The Middle Passage has long been a trope for unspeakable terror. Popes and abolitionists—white and black—invoked it as the specter of human dread. Artists and intellectuals depicted the Middle Passage as the penultimate expression of human suffering. As a sign of the Western encounter with Africa, modern scholars—besides those involved in the numbers’ game—have been reticent to press beyond the metaphorically significance of the Middle Passage. As a result, the Middle Passage has emerged as shorthand for human travail thereby rendering it both meaningful and meaningless. But a recent generation of scholars has been keen on discerning how the Middle Passage as social experience defined lives, histories and contemporary social selves.
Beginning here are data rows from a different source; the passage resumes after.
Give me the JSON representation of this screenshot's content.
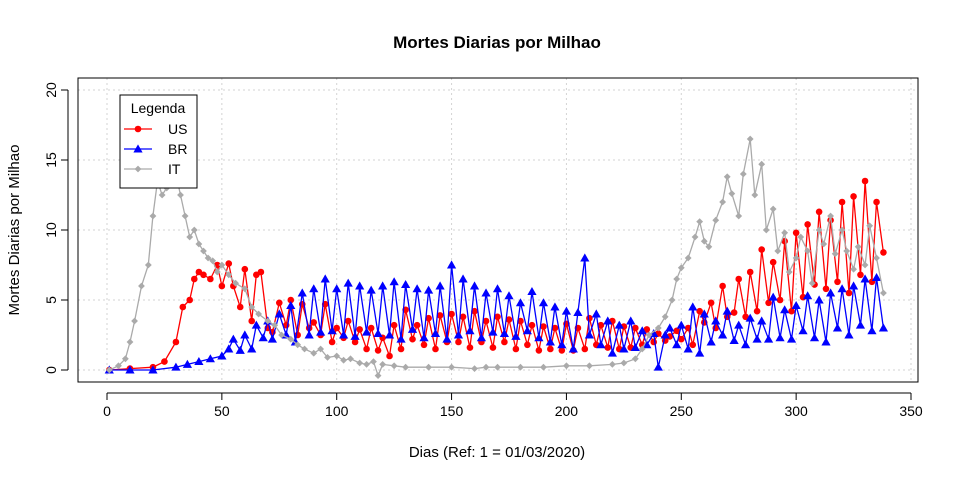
{
  "chart_data": {
    "type": "line",
    "title": "Mortes Diarias por Milhao",
    "xlabel": "Dias (Ref: 1 = 01/03/2020)",
    "ylabel": "Mortes Diarias por Milhao",
    "xlim": [
      1,
      338
    ],
    "ylim": [
      0,
      20
    ],
    "xticks": [
      0,
      50,
      100,
      150,
      200,
      250,
      300,
      350
    ],
    "yticks": [
      0,
      5,
      10,
      15,
      20
    ],
    "grid": true,
    "legend": {
      "title": "Legenda",
      "position": "top-left"
    },
    "series": [
      {
        "name": "US",
        "color": "#ff0000",
        "marker": "circle",
        "x": [
          1,
          10,
          20,
          25,
          30,
          33,
          36,
          38,
          40,
          42,
          45,
          48,
          50,
          53,
          55,
          58,
          60,
          63,
          65,
          67,
          70,
          72,
          75,
          78,
          80,
          83,
          85,
          88,
          90,
          93,
          95,
          98,
          100,
          103,
          105,
          108,
          110,
          113,
          115,
          118,
          120,
          123,
          125,
          128,
          130,
          133,
          135,
          138,
          140,
          143,
          145,
          148,
          150,
          153,
          155,
          158,
          160,
          163,
          165,
          168,
          170,
          173,
          175,
          178,
          180,
          183,
          185,
          188,
          190,
          193,
          195,
          198,
          200,
          203,
          205,
          208,
          210,
          213,
          215,
          218,
          220,
          223,
          225,
          228,
          230,
          233,
          235,
          238,
          240,
          243,
          245,
          248,
          250,
          253,
          255,
          258,
          260,
          263,
          265,
          268,
          270,
          273,
          275,
          278,
          280,
          283,
          285,
          288,
          290,
          293,
          295,
          298,
          300,
          303,
          305,
          308,
          310,
          313,
          315,
          318,
          320,
          323,
          325,
          328,
          330,
          333,
          335,
          338
        ],
        "values": [
          0,
          0.1,
          0.2,
          0.6,
          2,
          4.5,
          5,
          6.5,
          7,
          6.8,
          6.5,
          7.5,
          6,
          7.6,
          6,
          4.5,
          7.2,
          3.5,
          6.8,
          7,
          3,
          2.7,
          4.8,
          3.2,
          5,
          2.5,
          4.7,
          3,
          3.4,
          2.5,
          4.7,
          2,
          3,
          2.3,
          3.5,
          2,
          2.9,
          1.5,
          3,
          1.4,
          2.3,
          1,
          3.2,
          1.5,
          4.3,
          2.2,
          3.2,
          1.8,
          3.7,
          1.5,
          3.9,
          2,
          4,
          2,
          3.8,
          1.6,
          4.2,
          2,
          3.5,
          1.6,
          3.8,
          2,
          3.6,
          1.5,
          3.5,
          1.8,
          3.2,
          1.4,
          3.1,
          1.5,
          3,
          1.4,
          3.3,
          1.4,
          3,
          1.5,
          3.7,
          1.8,
          3.2,
          1.6,
          3.5,
          1.5,
          3.1,
          1.6,
          3,
          1.8,
          2.9,
          2,
          2.6,
          2.1,
          2.4,
          2.8,
          2.2,
          3,
          1.8,
          4.2,
          3.4,
          4.8,
          3,
          6,
          3.8,
          4.1,
          6.5,
          3.8,
          7,
          4.2,
          8.6,
          4.8,
          7.7,
          5,
          9.2,
          4.2,
          9.8,
          5.2,
          10.4,
          6.1,
          11.3,
          5.8,
          10.7,
          6.3,
          12,
          5.5,
          12.4,
          6.8,
          13.5,
          6.3,
          12,
          8.4
        ]
      },
      {
        "name": "BR",
        "color": "#0000ff",
        "marker": "triangle",
        "x": [
          1,
          10,
          20,
          30,
          35,
          40,
          45,
          50,
          53,
          55,
          58,
          60,
          63,
          65,
          68,
          70,
          72,
          75,
          78,
          80,
          82,
          85,
          88,
          90,
          93,
          95,
          98,
          100,
          103,
          105,
          108,
          110,
          113,
          115,
          118,
          120,
          123,
          125,
          128,
          130,
          133,
          135,
          138,
          140,
          143,
          145,
          148,
          150,
          153,
          155,
          158,
          160,
          163,
          165,
          168,
          170,
          173,
          175,
          178,
          180,
          183,
          185,
          188,
          190,
          193,
          195,
          198,
          200,
          203,
          205,
          208,
          210,
          213,
          215,
          218,
          220,
          223,
          225,
          228,
          230,
          233,
          235,
          238,
          240,
          243,
          245,
          248,
          250,
          253,
          255,
          258,
          260,
          263,
          265,
          268,
          270,
          273,
          275,
          278,
          280,
          283,
          285,
          288,
          290,
          293,
          295,
          298,
          300,
          303,
          305,
          308,
          310,
          313,
          315,
          318,
          320,
          323,
          325,
          328,
          330,
          333,
          335,
          338
        ],
        "values": [
          0,
          0,
          0,
          0.2,
          0.4,
          0.6,
          0.8,
          1,
          1.5,
          2.2,
          1.4,
          2.5,
          1.5,
          3.2,
          2.3,
          3.5,
          2.2,
          4,
          2.5,
          4.6,
          2,
          5.5,
          2.5,
          5.8,
          2.7,
          6.5,
          2.8,
          5.8,
          2.5,
          6.2,
          2.4,
          6,
          2.7,
          5.7,
          2.6,
          6,
          2.5,
          6.3,
          2.2,
          6.1,
          2.9,
          5.8,
          2.3,
          5.7,
          2.6,
          6,
          2.2,
          7.5,
          2.5,
          6.5,
          2.8,
          6,
          2.3,
          5.5,
          2.7,
          5.8,
          2.6,
          5.3,
          2.4,
          4.8,
          2.8,
          5.6,
          2.3,
          4.8,
          2,
          4.5,
          1.8,
          4.2,
          1.5,
          4.1,
          8,
          2.5,
          4,
          1.8,
          3.5,
          1.2,
          3.2,
          1.5,
          3.5,
          1.6,
          2.8,
          1.8,
          2.6,
          0.2,
          2.5,
          3,
          1.8,
          3.2,
          1.5,
          4.5,
          1.2,
          4,
          2,
          3.5,
          2.5,
          4.2,
          2.1,
          3.2,
          1.8,
          3.7,
          2.2,
          3.5,
          2.2,
          5.2,
          2.3,
          4.3,
          2.2,
          4.6,
          2.8,
          5.3,
          2.3,
          5,
          2,
          5.5,
          3,
          5.8,
          2.5,
          6,
          3.2,
          6.5,
          2.8,
          6.6,
          3
        ]
      },
      {
        "name": "IT",
        "color": "#aaaaaa",
        "marker": "diamond",
        "x": [
          1,
          5,
          8,
          10,
          12,
          15,
          18,
          20,
          22,
          24,
          26,
          28,
          30,
          32,
          34,
          36,
          38,
          40,
          42,
          44,
          46,
          48,
          50,
          53,
          56,
          60,
          63,
          66,
          70,
          73,
          76,
          80,
          83,
          86,
          90,
          93,
          96,
          100,
          103,
          106,
          110,
          113,
          116,
          118,
          120,
          125,
          130,
          140,
          150,
          160,
          165,
          170,
          180,
          190,
          200,
          210,
          220,
          225,
          230,
          233,
          236,
          240,
          243,
          246,
          248,
          250,
          253,
          256,
          258,
          260,
          262,
          265,
          268,
          270,
          272,
          275,
          277,
          280,
          282,
          285,
          287,
          290,
          292,
          295,
          297,
          300,
          302,
          305,
          307,
          310,
          312,
          315,
          317,
          320,
          322,
          325,
          327,
          330,
          332,
          335,
          338
        ],
        "values": [
          0,
          0.3,
          0.8,
          2,
          3.5,
          6,
          7.5,
          11,
          13.5,
          12.5,
          13,
          15,
          14,
          12.5,
          11,
          9.5,
          10,
          9,
          8.5,
          8,
          7.8,
          7,
          7.5,
          6.8,
          6.2,
          5.8,
          4.5,
          4,
          3.5,
          3.2,
          2.5,
          2.2,
          1.8,
          1.5,
          1.2,
          1.5,
          0.9,
          1,
          0.7,
          0.8,
          0.5,
          0.4,
          0.6,
          -0.4,
          0.4,
          0.3,
          0.2,
          0.2,
          0.2,
          0.1,
          0.2,
          0.2,
          0.2,
          0.2,
          0.3,
          0.3,
          0.4,
          0.5,
          0.8,
          1.5,
          2.5,
          3,
          3.8,
          5,
          6.5,
          7.3,
          8,
          9.5,
          10.6,
          9.2,
          8.8,
          10.7,
          12,
          13.8,
          12.6,
          11,
          14,
          16.5,
          12.5,
          14.7,
          10,
          11.5,
          8.5,
          9.8,
          7,
          8,
          9.5,
          8.5,
          6.2,
          10,
          9,
          11,
          8.3,
          10,
          8.5,
          7.2,
          8.8,
          7.5,
          10.3,
          8,
          5.5
        ]
      }
    ]
  }
}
In the last few years, publications on slavery and the slave trade have transformed the conceptual and historiographical landscape of what we knew, wrote alongside or against, and constituted the epistemological terrain through which the study of slavery and the slave trade were configured. As a result, new questions have supplanted previous ones thereby configuring a new conceptual horizon for slavery studies and the slave trade. Among the distinguished participants in this two-day event are: Vincent Brown (Harvard University), Yvette Christiansë (Fordham University), Saidiya Hartman (Columbia University), Stephanie Smallwood (University of Washington), James Sweet (University of Wisconsin), Eve Troutt-Powell (University of Pennsylvania) and Edlie Wong (Rutgers University).
It is our hope that our conversations during “Middle Passages: Histories & Poetics” will contribute to re-configuring the conceptual horizon of slavery studies through a focused dialogue.